The closure of OIDO “fits in with a larger strategy here, of trying to get people to give up on their immigration cases — and give up on their asylum cases — by holding out the threat of detention and making sure that that detention will be in the most miserable conditions possible,” Adam Isaacson of the Washington Office on Latin America, co-author of a recent report on the “dismantling” of DHS oversight bodies, told HuffPost Monday.

“If you’re trying to make detention as miserable as possible — because you believe, in some twisted way, that that’s a deterrent — then you’re going to do what you can to get rid of the ombudsman’s office, because that would have been a source of friction for you,” Isaacson said.

“It’s death by a thousand cuts, and this is just one more way that they’re trying to get people out of the immigration system.”

Isaacson said he believed the closure of OIDO was illegal because it had been established in law by Congress. The office was authorized in 2019 and launched in 2021.

“It’s right there in the law: Congress created this office, so only Congress can take it away,” he said.

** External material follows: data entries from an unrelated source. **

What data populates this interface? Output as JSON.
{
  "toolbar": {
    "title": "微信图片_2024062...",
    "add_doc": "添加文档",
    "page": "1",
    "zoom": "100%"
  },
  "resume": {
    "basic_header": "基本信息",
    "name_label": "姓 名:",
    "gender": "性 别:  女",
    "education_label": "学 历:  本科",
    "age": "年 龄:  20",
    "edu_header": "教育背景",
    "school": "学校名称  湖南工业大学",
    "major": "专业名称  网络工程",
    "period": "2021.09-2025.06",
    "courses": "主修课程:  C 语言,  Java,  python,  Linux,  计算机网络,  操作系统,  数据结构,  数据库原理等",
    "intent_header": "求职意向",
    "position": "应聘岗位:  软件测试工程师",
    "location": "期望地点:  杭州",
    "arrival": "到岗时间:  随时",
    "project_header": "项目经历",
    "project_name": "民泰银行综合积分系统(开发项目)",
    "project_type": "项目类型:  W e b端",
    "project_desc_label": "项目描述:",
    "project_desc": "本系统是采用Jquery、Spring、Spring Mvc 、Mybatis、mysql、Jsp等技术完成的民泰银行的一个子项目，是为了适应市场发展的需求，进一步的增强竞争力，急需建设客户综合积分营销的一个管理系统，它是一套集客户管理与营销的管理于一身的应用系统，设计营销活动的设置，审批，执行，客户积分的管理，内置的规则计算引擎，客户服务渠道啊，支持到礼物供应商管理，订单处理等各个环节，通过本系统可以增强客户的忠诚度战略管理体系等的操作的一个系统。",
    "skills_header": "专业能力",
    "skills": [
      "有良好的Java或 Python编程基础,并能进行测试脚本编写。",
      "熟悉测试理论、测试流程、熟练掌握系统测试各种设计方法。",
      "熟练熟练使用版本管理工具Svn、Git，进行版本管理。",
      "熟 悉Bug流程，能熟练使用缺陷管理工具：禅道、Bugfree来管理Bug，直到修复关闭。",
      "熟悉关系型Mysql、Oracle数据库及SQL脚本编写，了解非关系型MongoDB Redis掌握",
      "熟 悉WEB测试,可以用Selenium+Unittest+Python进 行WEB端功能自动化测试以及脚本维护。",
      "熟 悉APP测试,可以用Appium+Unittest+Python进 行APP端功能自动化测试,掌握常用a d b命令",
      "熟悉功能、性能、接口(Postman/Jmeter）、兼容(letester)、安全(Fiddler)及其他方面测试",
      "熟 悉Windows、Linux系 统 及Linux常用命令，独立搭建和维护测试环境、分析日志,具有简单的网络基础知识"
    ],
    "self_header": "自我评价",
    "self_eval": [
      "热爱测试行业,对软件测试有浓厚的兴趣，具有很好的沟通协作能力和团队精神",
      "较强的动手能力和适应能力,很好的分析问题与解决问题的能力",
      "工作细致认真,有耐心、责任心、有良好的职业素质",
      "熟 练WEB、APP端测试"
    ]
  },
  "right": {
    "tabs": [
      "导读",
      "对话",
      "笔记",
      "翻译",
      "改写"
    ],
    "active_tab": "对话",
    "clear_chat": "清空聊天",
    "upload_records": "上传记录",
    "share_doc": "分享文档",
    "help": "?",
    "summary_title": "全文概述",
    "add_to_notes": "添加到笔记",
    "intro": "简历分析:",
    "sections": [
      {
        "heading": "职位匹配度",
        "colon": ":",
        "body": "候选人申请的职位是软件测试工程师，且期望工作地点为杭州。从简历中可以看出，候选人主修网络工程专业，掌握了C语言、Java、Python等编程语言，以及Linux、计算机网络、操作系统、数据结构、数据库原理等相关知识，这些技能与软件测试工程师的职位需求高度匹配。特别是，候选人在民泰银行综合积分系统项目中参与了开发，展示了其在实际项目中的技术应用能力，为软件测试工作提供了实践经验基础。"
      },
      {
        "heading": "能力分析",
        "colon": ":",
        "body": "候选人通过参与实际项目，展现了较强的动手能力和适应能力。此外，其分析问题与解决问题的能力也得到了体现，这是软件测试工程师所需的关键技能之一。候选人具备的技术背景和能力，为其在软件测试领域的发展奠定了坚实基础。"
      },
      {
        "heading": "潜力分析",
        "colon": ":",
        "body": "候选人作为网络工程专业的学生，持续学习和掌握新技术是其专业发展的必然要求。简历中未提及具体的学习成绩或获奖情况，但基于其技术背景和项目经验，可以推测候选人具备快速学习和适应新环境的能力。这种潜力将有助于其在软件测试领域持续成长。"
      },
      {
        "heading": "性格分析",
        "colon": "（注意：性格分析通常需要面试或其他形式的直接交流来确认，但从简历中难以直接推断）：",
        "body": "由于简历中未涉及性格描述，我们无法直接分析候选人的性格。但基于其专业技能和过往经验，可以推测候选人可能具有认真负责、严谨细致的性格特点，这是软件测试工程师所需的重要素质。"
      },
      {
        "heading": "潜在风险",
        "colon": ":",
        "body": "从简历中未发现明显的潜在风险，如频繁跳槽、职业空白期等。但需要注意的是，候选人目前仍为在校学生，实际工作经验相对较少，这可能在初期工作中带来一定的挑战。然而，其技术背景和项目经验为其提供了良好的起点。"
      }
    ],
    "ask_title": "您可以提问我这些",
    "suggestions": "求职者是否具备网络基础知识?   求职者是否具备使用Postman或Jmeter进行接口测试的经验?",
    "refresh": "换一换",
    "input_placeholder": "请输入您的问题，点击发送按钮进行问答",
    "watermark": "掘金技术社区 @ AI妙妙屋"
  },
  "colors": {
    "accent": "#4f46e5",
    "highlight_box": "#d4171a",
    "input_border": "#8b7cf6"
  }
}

He added that the office likely had plenty of funding from previous appropriations bills to continue to function.

President Donald Trump tours a migrant detention center, dubbed "Alligator Alcatraz," located at the site of the Dade-Collier Training and Transition Airport in Ochopee, Florida, on July 1, 2025.
President Donald Trump tours a migrant detention center, dubbed "Alligator Alcatraz," located at the site of the Dade-Collier Training and Transition Airport in Ochopee, Florida, on July 1, 2025.

ANDREW CABALLERO-REYNOLDS via Getty Images

The Trump administration had already kneecapped OIDO’s capabilities, as well as those of other oversight bodies.

In March, a court filing revealed the office employed only five people, down from over a hundred at the start of last year, the Guardian reported — even though the number of immigration detention facilities more than doubled in Trump’s second term.

Homeland Security officials have plainly said at times that the brutal conditions in detention are meant to incentivize people to “self-deport,” or abandon their legal immigration cases and return to their home countries as a way of leaving detention.

As one DHS spokesperson put it to HuffPost in March: “Being in detention is a choice.”

This story has been updated with comment from DHS.